By analogy he hypothesizes that, like the databases of fly genetics he has been wading through, his own phenotypic information may be misleading. Truth is discursive, digressive, like a Dickens novel. He wanders mentally back to himself, and to Tilly, and all those eyes, a universe of fluttering eyes. And now the rhythm is in the eyes, the music of the spheres, the harmony of existence synchronized by eyes. And when the eyes are defective? Polcyclicity, ploy cycles, false signals, compromised viability. He is thinking these thoughts, so he must be viable, if crippled, flying in circles. The database states: "Courtship is abnormal in certain mutants." He leans back in the chair. Perhaps the fluorescent lights are on the fritz, humming in the audible range. His Socrates, his Spinoza, his bard: a mutant fly; in the altered vibration of its wings lies a Morse code of philosophical treatises and a codex of Shakespearean tracings.

Mason logs out. The coffee cups are empty. His temples throb, and caffeine triggered waves of nausea leave him clammy. He grabs his books. His heart palpitates as the sounds of an infestation of the infinitesimal begins to fill his ears from the inside out. He staggers and grabs at a bookshelf. One of the librarians looks up. He drops his books to the institutional gray carpet. The attempt to thwart nature's rhythms can be lethal, psychologically, perhaps even physically. More simply, foolish. Mason's consciousness flickers: artificial lights overhead, mumbling voices, eyes peering down, a cool wetness on his forehead.



IV. Complementation of Mutant Alleles

A graduate student from Mason's lab sees the commotion. With one of the desk clerks they apply a cold compress. The clerk calls 911, and the student the lab, where someone contacts Tilly at home. She is lying in their bed with the bookish doppleganger, drinking chamomile tea and waiting. When the phone rings, she is prepared. In fifteen minutes she is there, where she finds Mason is conscious, pale, probably anemic, but with good respiration.

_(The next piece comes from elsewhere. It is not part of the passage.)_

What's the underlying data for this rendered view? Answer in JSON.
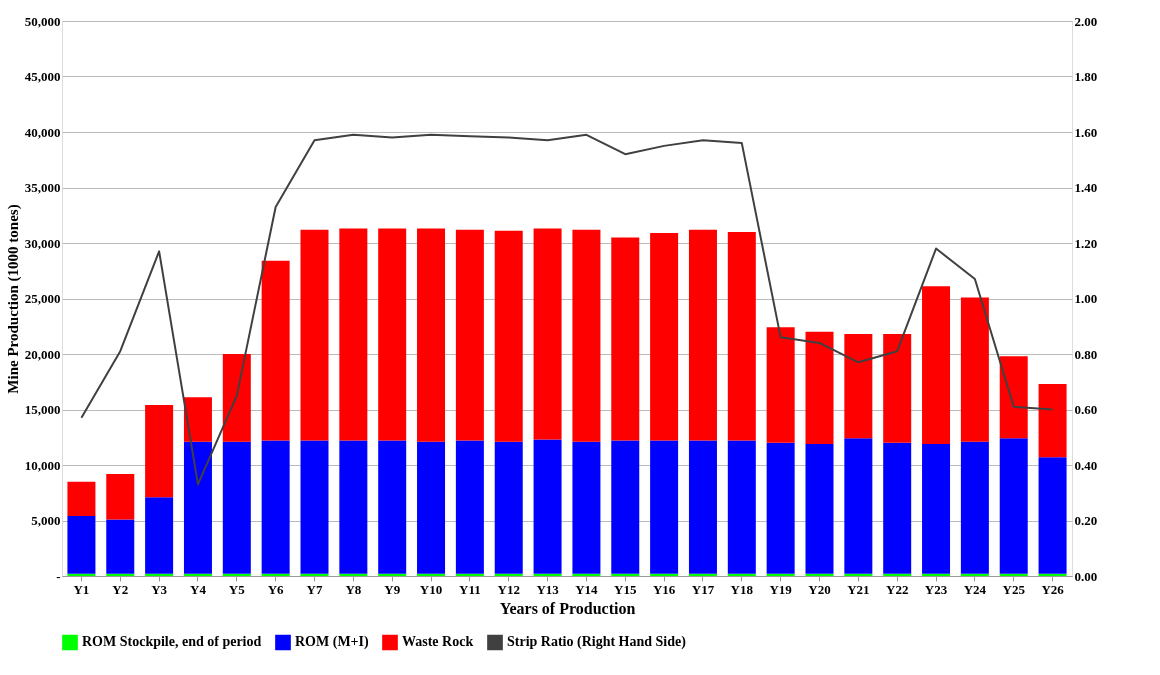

Tilly has a fight with EMS personnel, who arrive after she does—she only has to run ten blocks to NYU, but they have to drive ten blocks. Mason responds to Tilly's questions. The EMS personnel he is less certain of, convinced that they are insect people, and he replies to their questions warily. EMS is ready to bind him to a stretcher. Tilly asks for a moment alone with Mason. She whispers to him about her new tattoo, and he rouses himself sufficiently to convince EMS that he is just exhausted. They are packing and one of them asks Tilly if she is in medical school. She cringes when she finds herself answering that she is just a pharmaceutical sales rep.

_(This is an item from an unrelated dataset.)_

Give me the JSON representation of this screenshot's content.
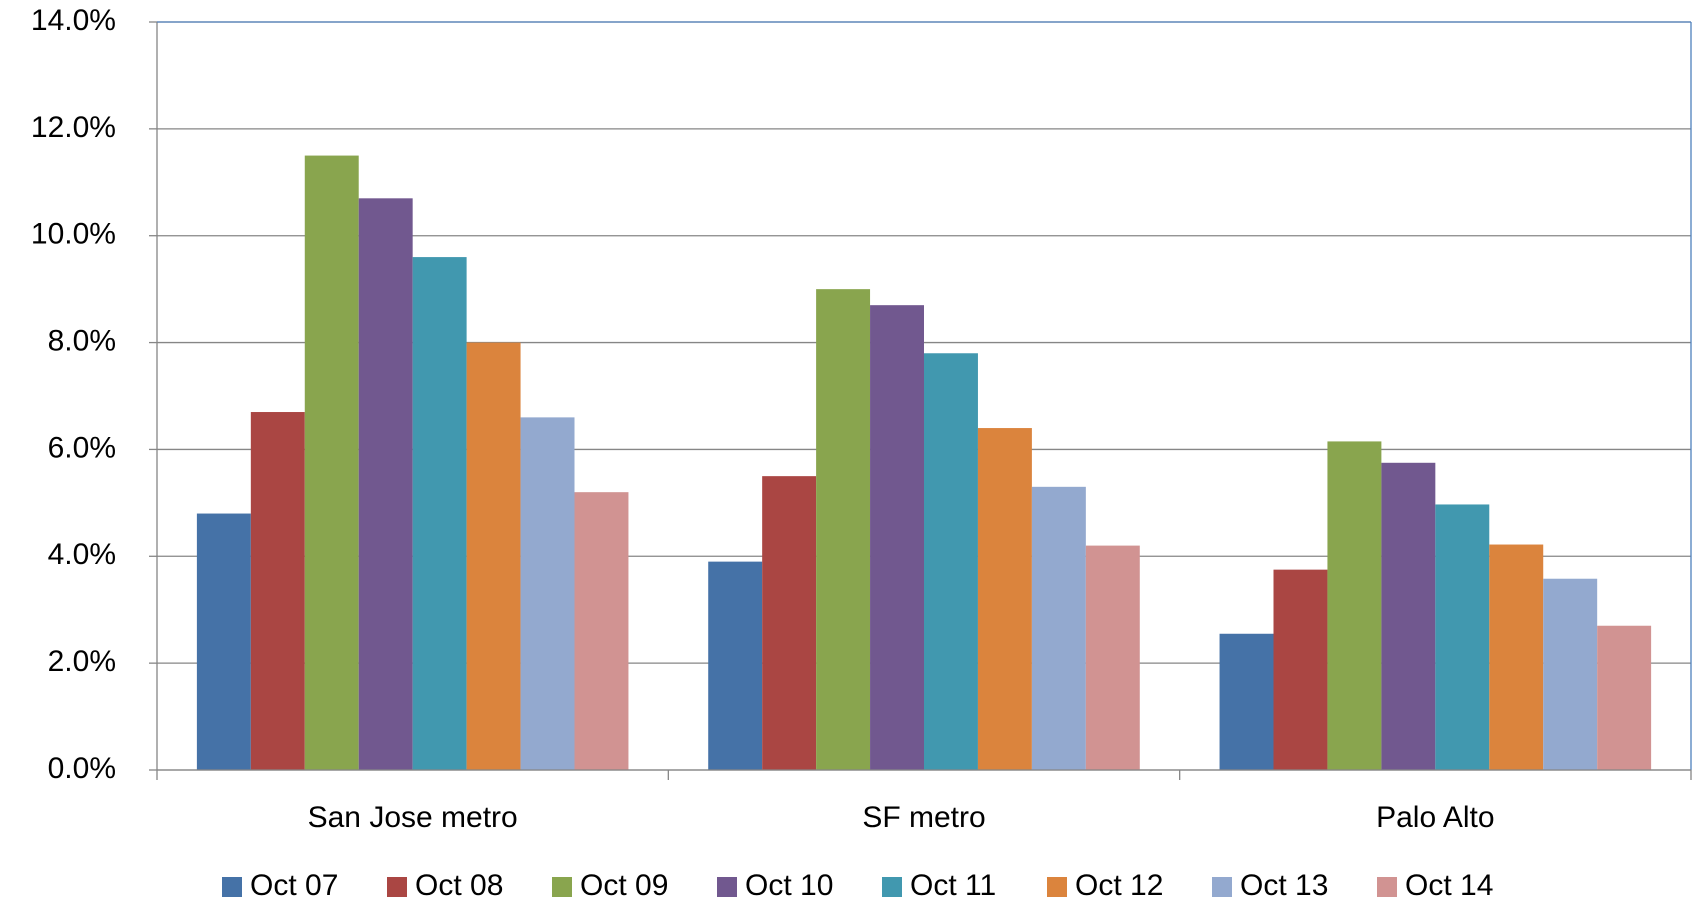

In their air-conditioned apartment, Mason relaxes in bed, sipping his favorite smoky tea. He pulls another book out from under the bedsheet. It is Goethe's treatise on light, darkness and color: Towards a Theory of Light. Books keep surfacing like this for several days, and a pile of them is accumulating on the nightstand—a mix of his books and hers. He questions Tilly on this textual eruption, but she shrugs and gives him an enigmatic smile. Make good use of your time, she tells him, winking.

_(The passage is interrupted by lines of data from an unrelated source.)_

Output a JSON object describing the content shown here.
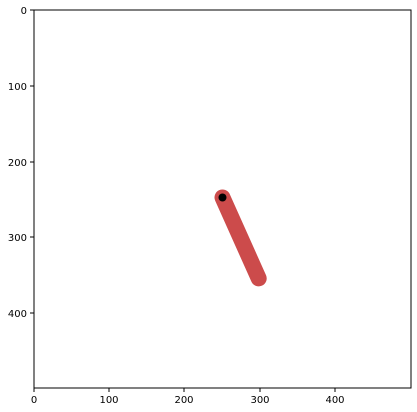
{
  "plot": {
    "x_ticks": [
      "0",
      "100",
      "200",
      "300",
      "400"
    ],
    "y_ticks": [
      "0",
      "100",
      "200",
      "300",
      "400"
    ],
    "x_range": [
      0,
      500
    ],
    "y_range": [
      0,
      500
    ],
    "y_inverted": true
  },
  "scene": {
    "pole": {
      "start": [
        250,
        248
      ],
      "end": [
        298,
        355
      ],
      "color": "#cc4b4b"
    },
    "pivot": {
      "center": [
        250,
        248
      ],
      "color": "#000000"
    }
  },
  "colors": {
    "background": "#ffffff",
    "axes": "#000000"
  }
}
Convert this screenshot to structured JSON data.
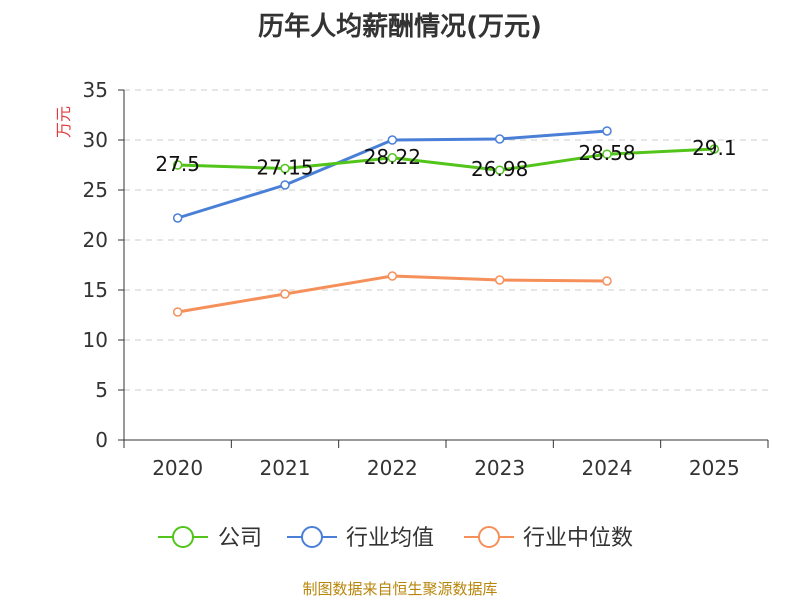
{
  "chart_data": {
    "type": "line",
    "title": "历年人均薪酬情况(万元)",
    "ylabel": "万元",
    "xlabel": "",
    "categories": [
      "2020",
      "2021",
      "2022",
      "2023",
      "2024",
      "2025"
    ],
    "ylim": [
      0,
      35
    ],
    "yticks": [
      0,
      5,
      10,
      15,
      20,
      25,
      30,
      35
    ],
    "grid": true,
    "legend": "bottom",
    "series": [
      {
        "name": "公司",
        "color": "#52c41a",
        "values": [
          27.5,
          27.15,
          28.22,
          26.98,
          28.58,
          29.1
        ],
        "labels": [
          "27.5",
          "27.15",
          "28.22",
          "26.98",
          "28.58",
          "29.1"
        ]
      },
      {
        "name": "行业均值",
        "color": "#4a7fd8",
        "values": [
          22.2,
          25.5,
          30.0,
          30.1,
          30.9,
          null
        ]
      },
      {
        "name": "行业中位数",
        "color": "#f5905a",
        "values": [
          12.8,
          14.6,
          16.4,
          16.0,
          15.9,
          null
        ]
      }
    ]
  },
  "source": "制图数据来自恒生聚源数据库"
}
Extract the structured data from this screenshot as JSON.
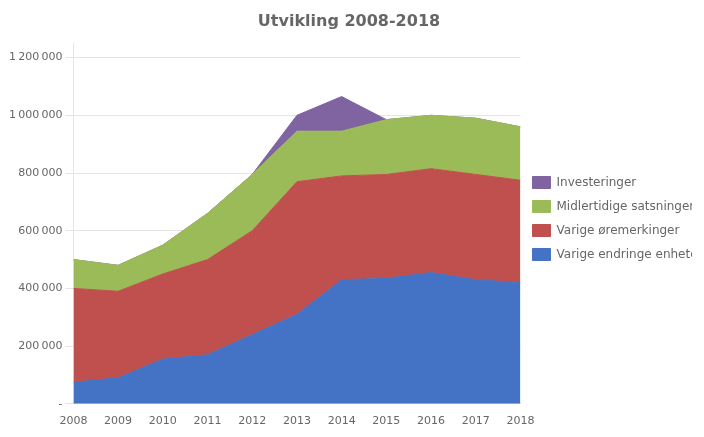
{
  "chart_data": {
    "type": "area",
    "title": "Utvikling 2008-2018",
    "x": [
      2008,
      2009,
      2010,
      2011,
      2012,
      2013,
      2014,
      2015,
      2016,
      2017,
      2018
    ],
    "series": [
      {
        "name": "Varige endringe enhetene",
        "color": "#4472C4",
        "values": [
          75000,
          90000,
          155000,
          170000,
          240000,
          310000,
          430000,
          435000,
          455000,
          430000,
          420000
        ]
      },
      {
        "name": "Varige øremerkinger",
        "color": "#C0504D",
        "values": [
          325000,
          300000,
          295000,
          330000,
          360000,
          460000,
          360000,
          360000,
          360000,
          365000,
          355000
        ]
      },
      {
        "name": "Midlertidige satsninger",
        "color": "#9BBB59",
        "values": [
          100000,
          90000,
          100000,
          160000,
          195000,
          175000,
          155000,
          190000,
          185000,
          195000,
          185000
        ]
      },
      {
        "name": "Investeringer",
        "color": "#8064A2",
        "values": [
          0,
          0,
          0,
          0,
          0,
          55000,
          120000,
          0,
          0,
          0,
          0
        ]
      }
    ],
    "xlim": [
      2008,
      2018
    ],
    "xticks": [
      2008,
      2009,
      2010,
      2011,
      2012,
      2013,
      2014,
      2015,
      2016,
      2017,
      2018
    ],
    "ylim": [
      0,
      1250000
    ],
    "yticks": [
      {
        "value": 0,
        "label": "-"
      },
      {
        "value": 200000,
        "label": "200 000"
      },
      {
        "value": 400000,
        "label": "400 000"
      },
      {
        "value": 600000,
        "label": "600 000"
      },
      {
        "value": 800000,
        "label": "800 000"
      },
      {
        "value": 1000000,
        "label": "1 000 000"
      },
      {
        "value": 1200000,
        "label": "1 200 000"
      }
    ],
    "stacked": true,
    "grid": true,
    "legend": "right"
  }
}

The university has put Mason on indefinite leave. It may be for his physical health, but late at night before his collapse, he ventured into the lab and opened several boxes of his circadian mutants. In the morning light they had scattered haphazardly, blindly, defectively. Some landed entrapped in glassware pitcher plants, others drowned buzzing in mugs of stale coffee, while still others crawled awkwardly along shelves between bottles of the very chemicals that deformed them. Most will die; some will be viable and will mate with the wingbeats of regular sine waves, but will bear no offspring; and a few hardy variants will succeed in propagating, perhaps founding a lineage with a new way of seeing, a new way of responding to the light.